Et en plus, Verbinski a mis dans ce film un peu de tout ce qu'il a fait dans sa carrière, de l'aventure captivante de Pirates des Caraïbes à l'horreur de The Ring et The Cure, mais on y retrouve aussi des traces de The Mexican, The Weather Man ou encore Rango.
Tout cela ici, celui qui vient de la dystopie, d'Internet, de la carrière du réalisateur, est mélangé, à une vitesse excessive, et étalé sur une réalité qui n'est pas du tout différente ni beaucoup plus exagérée que la nôtre, compte tenu de la dépendance générale induite en nous par les gourous de la tech à travers leurs créations. Et Verbinski et Robinson, qui ne sont visiblement pas stupides du tout, ont aussi un problème avec les positivistes du progrès et de la technologie qui peuvent de temps en temps lever le petit doigt, avec une série de contre-attaques vraiment ingénieuses.
Mais, au-delà de tout cela, c'est le jeu constant de devinettes que Good Luck, Have Fun, Don't Die propose au spectateur qui laisse souvent le spectateur sans voix. Quand on pense qu'une certaine situation a atteint la limite, Verbinski ne se couche pas mais double, et même en faisant cela, il ne monte jamais haut, ne dépasse jamais, ne perd jamais le contrôle, il ne fait que susciter l'étonnement, le rire et l'émerveillement.
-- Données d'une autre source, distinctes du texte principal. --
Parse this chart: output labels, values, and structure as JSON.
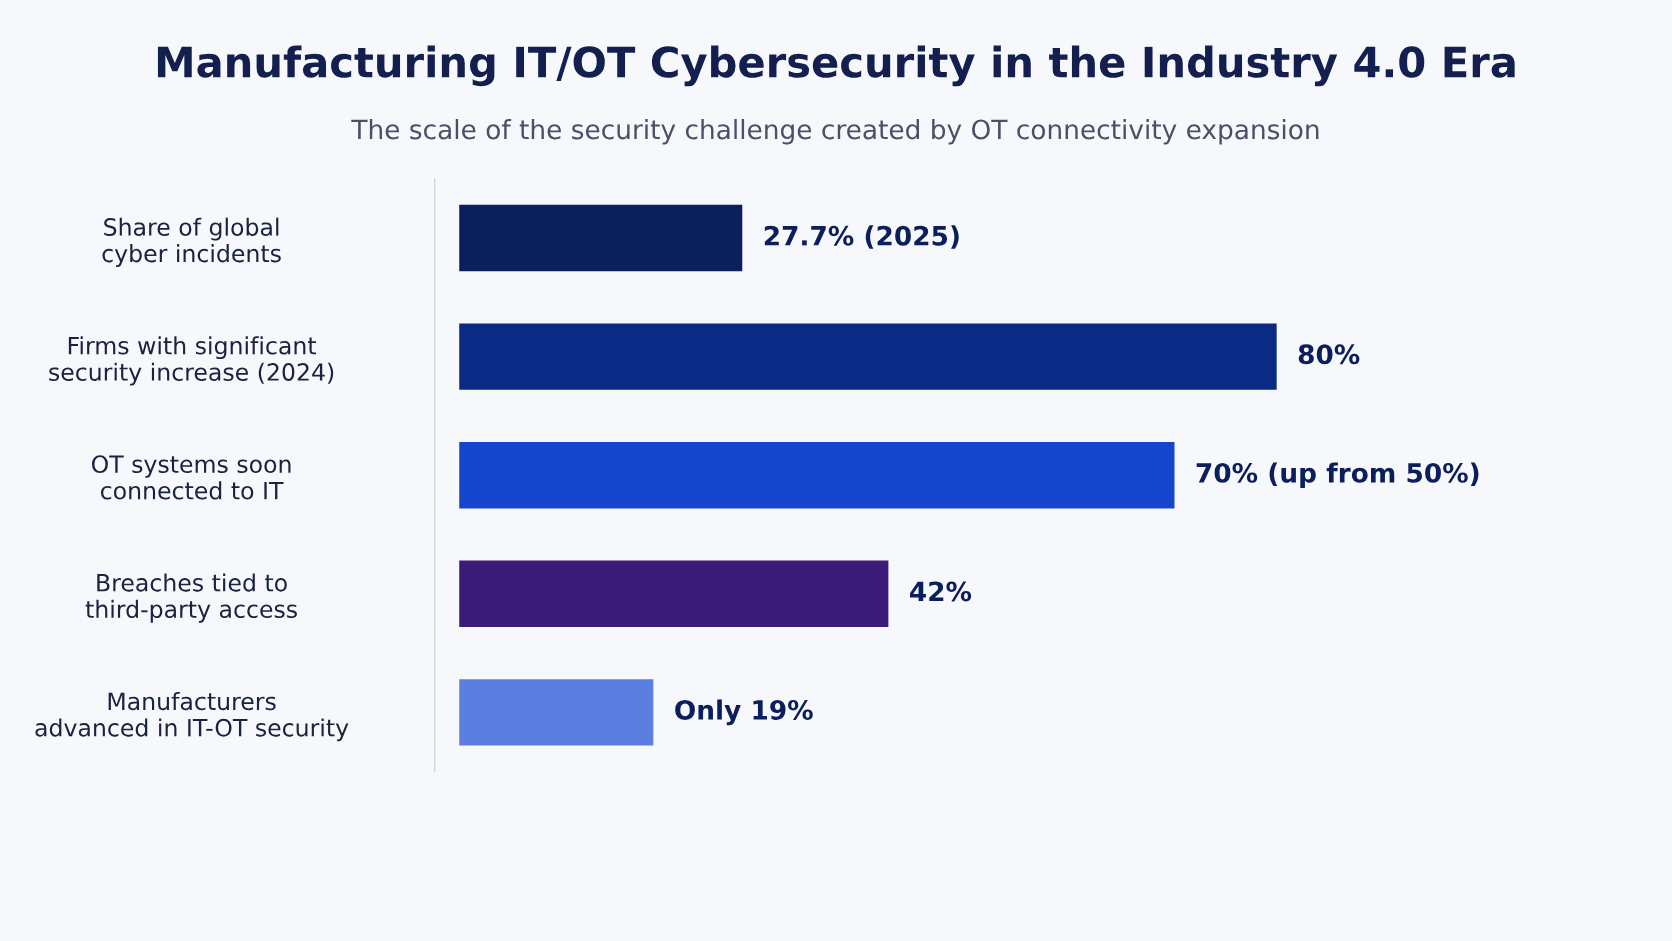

Le fait que sous tout ce plaisir et cette exagération se cachent toujours des vérités et des réalités souvent inconfortables, et en tout cas toujours critiques, qui nous concernent tous et le monde dans lequel nous vivons, eh bien : ce n'est pas quelque chose à négliger. Parce qu'on rit et s'amuse, devant le film de Verbinski, on est émerveillé par la sarabande de situations et d'images qui s'accumulent, comme dans un doom contrôlé, devant nous, mais en dessous, et pas seulement dans les moments presque d'horreur, il y a toujours quelque chose de dérangeant qui taquine notre conscience et notre sens de la réalité.